AMENDMENT AND WAIVER
MARCH 3, 2005

      This Amendment and Waiver (this “ Amendment ”) to that certain Acquisition Agreement (the “Agreement” ), dated as of September 28, 2004, by and between Solexa Limited, (the “Company” ) and Lynx Therapeutics, Inc. ( “Parent” ) is effective as of March 3, 2005 (the “Amendment” ). Capitalized terms not otherwise defined in this Amendment shall have the meaning ascribed to them in the Agreement.

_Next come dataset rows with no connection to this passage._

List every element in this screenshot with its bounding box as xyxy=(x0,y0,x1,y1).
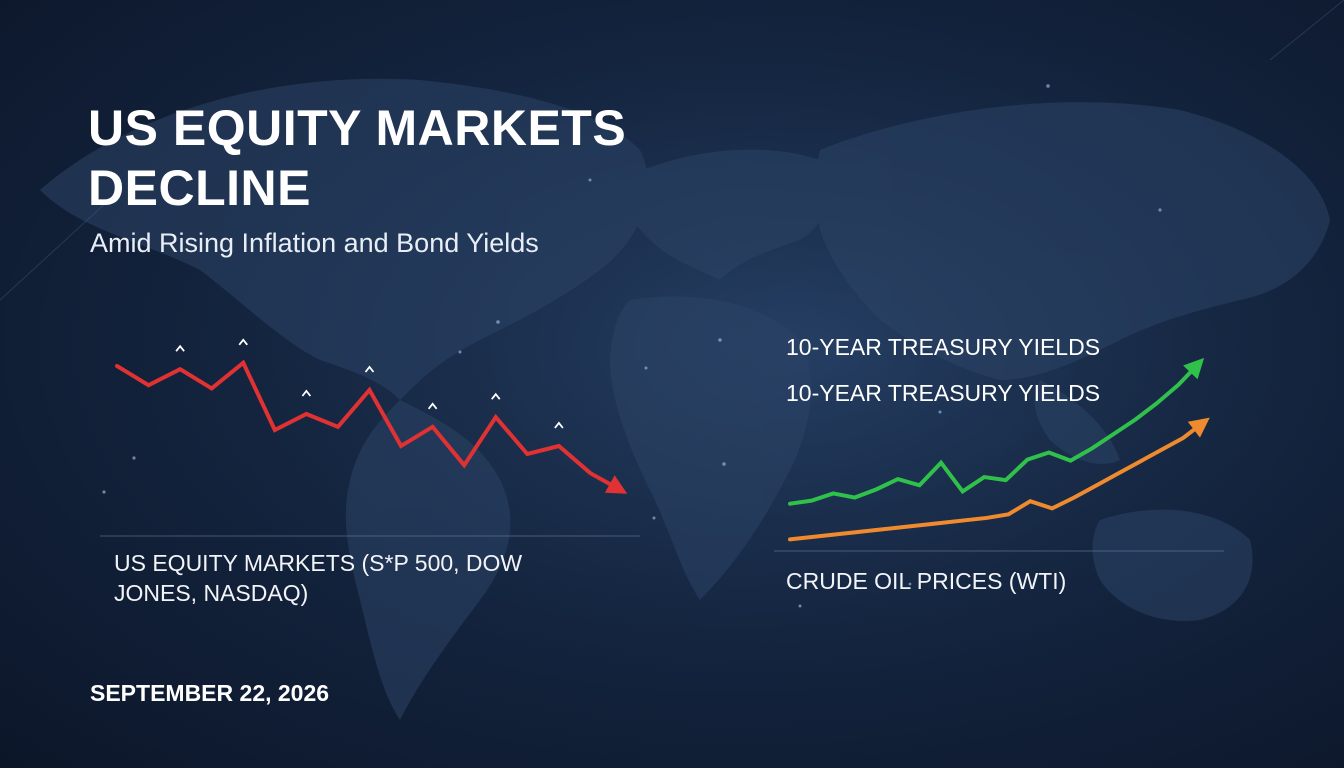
peak-marker xyxy=(427,402,438,410)
equity-chart-caption: US EQUITY MARKETS (S*P 500, DOW JONES, N… xyxy=(114,550,523,606)
legend-entry-yields-2: 10-YEAR TREASURY YIELDS xyxy=(786,380,1101,406)
peak-marker xyxy=(238,338,248,346)
page-title: US EQUITY MARKETS DECLINE xyxy=(88,100,627,216)
peak-marker xyxy=(364,365,375,373)
publish-date: SEPTEMBER 22, 2026 xyxy=(90,680,330,706)
yields-series-arrowhead xyxy=(1183,357,1205,380)
equity-series-arrowhead xyxy=(604,475,628,494)
oil-series-arrowhead xyxy=(1187,417,1210,438)
oil-chart-caption: CRUDE OIL PRICES (WTI) xyxy=(786,568,1067,594)
oil-series-line xyxy=(788,419,1207,542)
peak-marker xyxy=(491,392,501,400)
legend-entry-yields-1: 10-YEAR TREASURY YIELDS xyxy=(786,334,1101,360)
peak-marker xyxy=(175,344,185,352)
peak-marker xyxy=(301,389,312,397)
equity-series-line xyxy=(115,359,624,493)
yields-series-line xyxy=(788,360,1202,506)
page-subtitle: Amid Rising Inflation and Bond Yields xyxy=(90,228,539,258)
peak-marker xyxy=(554,421,564,429)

      Whereas , pursuant to Section 1.1(f)(iv) of the Agreement, Parent and the Company determined that a reverse split of Parent’s common stock to be reasonably necessary for the purposes of effecting the transactions contemplated by the Agreement and the stockholders of Parent approved such a reverse split of Parent’s common stock at the annual meeting of stockholders held on March 1, 2005 (the “ Stockholders’ Meeting ”);

      Whereas, pursuant to Section 5.1 of the Agreement, Parent agreed, from the date of the Agreement to the earlier of the First Closing Date or the termination of the Agreement to, among other things, refrain from certain actions, as more particularly described in said Section 5.1, without the prior written approval of the Company;

      Whereas , following the approval of the reverse stock split by the stockholders of Parent at the Stockholders Meeting, the Board of Parent approved: (A) a 1-for-2 reverse split of Parent’s common stock (the “ Reverse Split” ), effective March 2, 2005; and (B) a change of name to “Solexa, Inc.” (the “ Name Change ”), effective on or about March 3, 2005;

      Whereas, pursuant to Section 8.3 of the Agreement, the Agreement may be amended or waived in writing; and

      Whereas, subject to the terms and conditions provided herein, the parties desire to amend the Agreement, and the Company desires to approve the Reverse Split and the Name Change, in each case in accordance with Section 8.3 thereof.